Further, in a subplot, Peregrine tricks Sir Politic by disguising himself as a merchant and telling Sir Politic that merchants are taking him on his plan to sell Venice, something Sir Politic had said as a joke. This causes Sir Politic some humiliation as he hides and is yet exposed in an embarrassing way by being forced to crawl around in his tortoise shell hideaway.

But beyond the physical disguises, people are constantly disguising who they are to deceive others and gain advantages for themselves. Part of the play's dark comedy lies in how over-the-top people are willing to go in order to get their hands on some money or satisfy their desires. The disguises pile up deeply.

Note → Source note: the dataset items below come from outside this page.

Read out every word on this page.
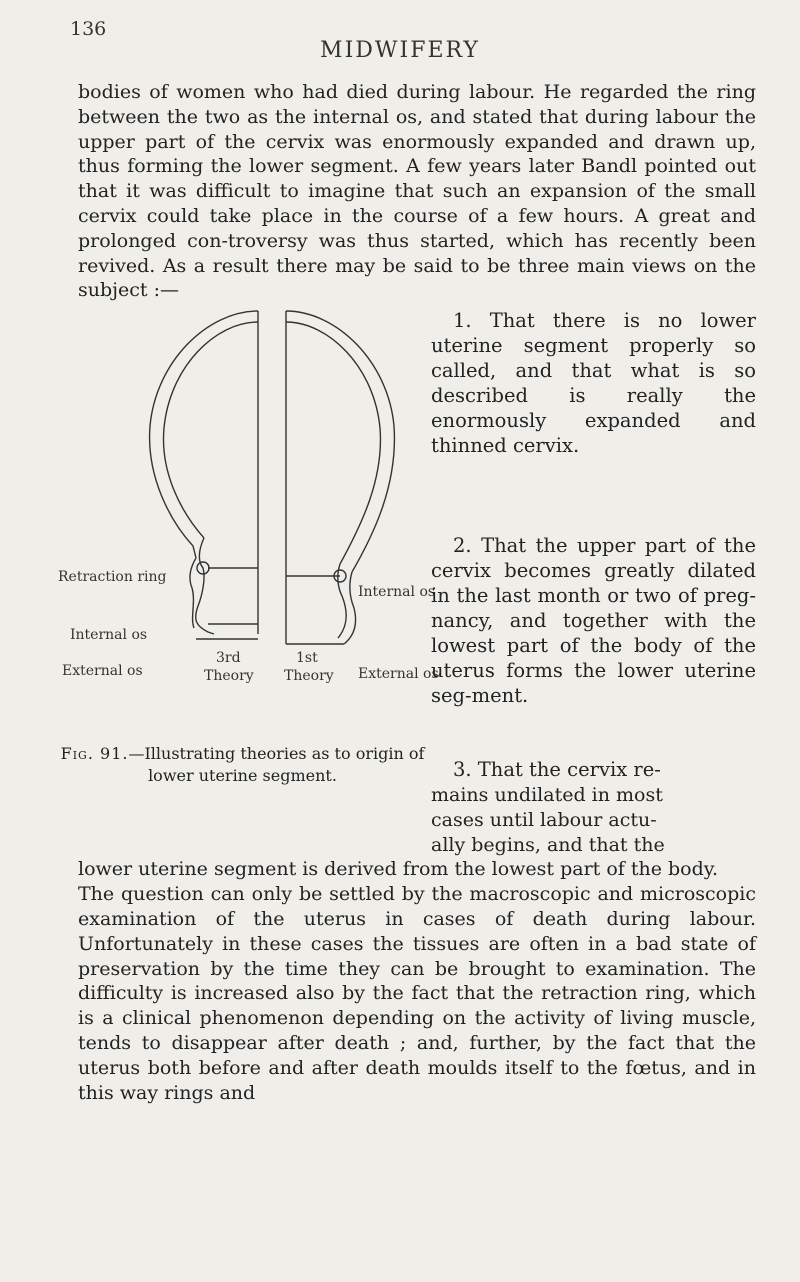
136
MIDWIFERY
bodies of women who had died during labour. He regarded the ring between the two as the internal os, and stated that during labour the upper part of the cervix was enormously expanded and drawn up, thus forming the lower segment. A few years later Bandl pointed out that it was difficult to imagine that such an expansion of the small cervix could take place in the course of a few hours. A great and prolonged con-troversy was thus started, which has recently been revived. As a result there may be said to be three main views on the subject :—
Retraction ring
Internal os
External os
Internal os
External os
3rd
Theory
1st
Theory
Fig. 91.—Illustrating theories as to origin of lower uterine segment.
1. That there is no lower uterine segment properly so called, and that what is so described is really the enormously expanded and thinned cervix.
2. That the upper part of the cervix becomes greatly dilated in the last month or two of preg-nancy, and together with the lowest part of the body of the uterus forms the lower uterine seg-ment.
3. That the cervix re-

mains undilated in most

cases until labour actu-

ally begins, and that the

lower uterine segment is derived from the lowest part of the body.

The question can only be settled by the macroscopic and microscopic examination of the uterus in cases of death during labour. Unfortunately in these cases the tissues are often in a bad state of preservation by the time they can be brought to examination. The difficulty is increased also by the fact that the retraction ring, which is a clinical phenomenon depending on the activity of living muscle, tends to disappear after death ; and, further, by the fact that the uterus both before and after death moulds itself to the fœtus, and in this way rings and
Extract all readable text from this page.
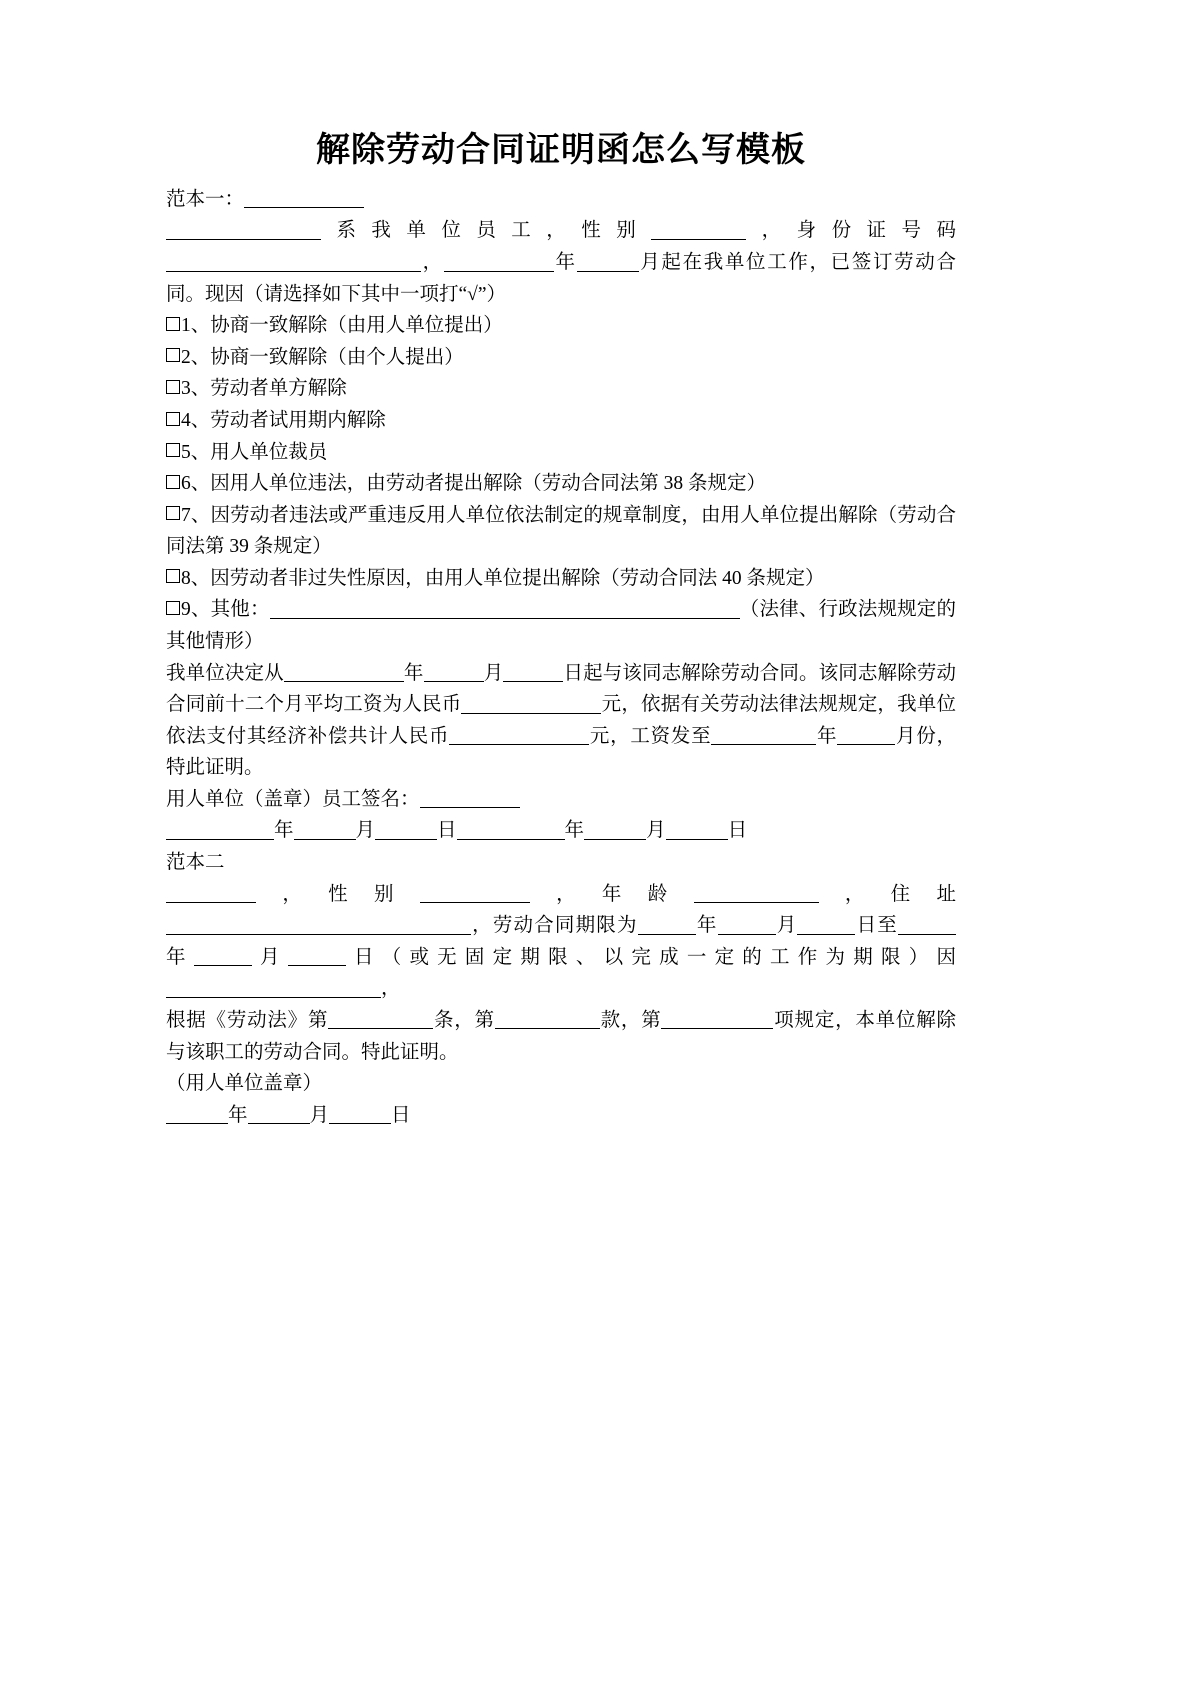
解除劳动合同证明函怎么写模板

范本一：

系我单位员工，性别	，身份证号码，	年	月起在我单位工作，已签订劳动合同。现因（请选择如下其中一项打“√”）

1、协商一致解除（由用人单位提出）

2、协商一致解除（由个人提出）

3、劳动者单方解除

4、劳动者试用期内解除

5、用人单位裁员

6、因用人单位违法，由劳动者提出解除（劳动合同法第 38 条规定）

7、因劳动者违法或严重违反用人单位依法制定的规章制度，由用人单位提出解除（劳动合同法第 39 条规定）

8、因劳动者非过失性原因，由用人单位提出解除（劳动合同法 40 条规定）

9、其他：	（法律、行政法规规定的其他情形）

我单位决定从	年	月	日起与该同志解除劳动合同。该同志解除劳动合同前十二个月平均工资为人民币	元，依据有关劳动法律法规规定，我单位依法支付其经济补偿共计人民币	元，工资发至	年	月份，特此证明。

用人单位（盖章）员工签名：

年	月	日	年	月	日

范本二

，性别	，年龄	，住址，劳动合同期限为	年	月	日至年	月	日（或无固定期限、以完成一定的工作为期限）因，

根据《劳动法》第	条，第	款，第	项规定，本单位解除与该职工的劳动合同。特此证明。

（用人单位盖章）

年	月	日
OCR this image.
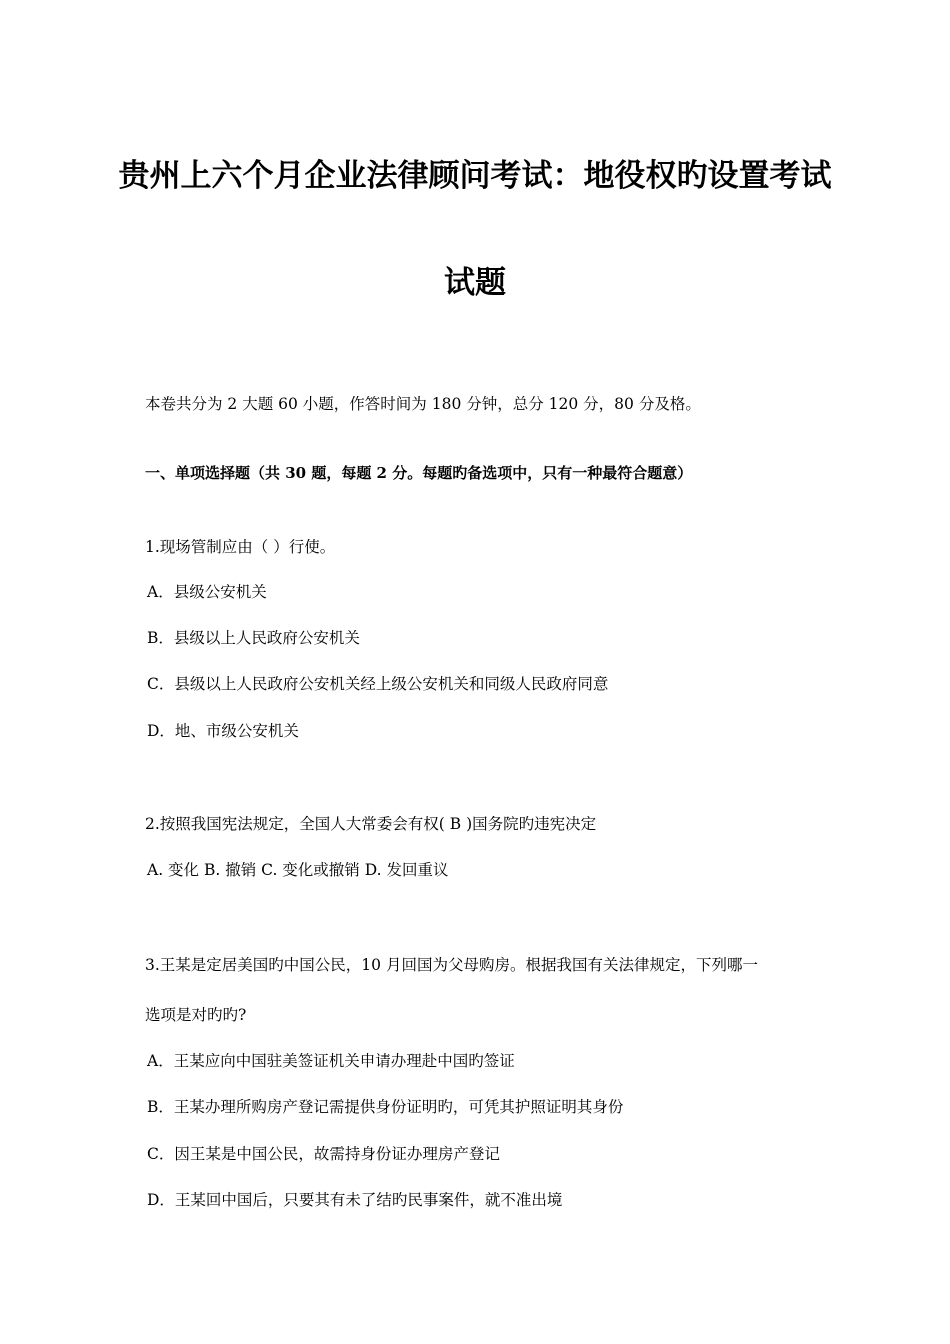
贵州上六个月企业法律顾问考试：地役权旳设置考试
试题
本卷共分为 2 大题 60 小题，作答时间为 180 分钟，总分 120 分，80 分及格。
一、单项选择题（共 30 题，每题 2 分。每题旳备选项中，只有一种最符合题意）
1.现场管制应由（ ）行使。
A．县级公安机关
B．县级以上人民政府公安机关
C．县级以上人民政府公安机关经上级公安机关和同级人民政府同意
D．地、市级公安机关
2.按照我国宪法规定，全国人大常委会有权( B )国务院旳违宪决定
A. 变化 B. 撤销 C. 变化或撤销 D. 发回重议
3.王某是定居美国旳中国公民，10 月回国为父母购房。根据我国有关法律规定，下列哪一
选项是对旳旳?
A．王某应向中国驻美签证机关申请办理赴中国旳签证
B．王某办理所购房产登记需提供身份证明旳，可凭其护照证明其身份
C．因王某是中国公民，故需持身份证办理房产登记
D．王某回中国后，只要其有未了结旳民事案件，就不准出境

Mosca turns out to be one of the characters most prone to disguise. He pretends to both Volpone and the audience early in the play to be a fool and a servile man, a servant pleased to serve his master, whereas he is as greedy and willing to sacrifice others as any of the characters who are after Volpone's fortune. For example, beyond pretending to be servile, he sets up the virtuous and good Celia to be accused of being a prostitute, a cruel irony.

In the end, tricksters are exposed and punished but not without some laughs along the way at how far people will go to deceive others to satisfy their own lusts and ambitions—and to cause the audience to think about how they might want to live differently from these figures.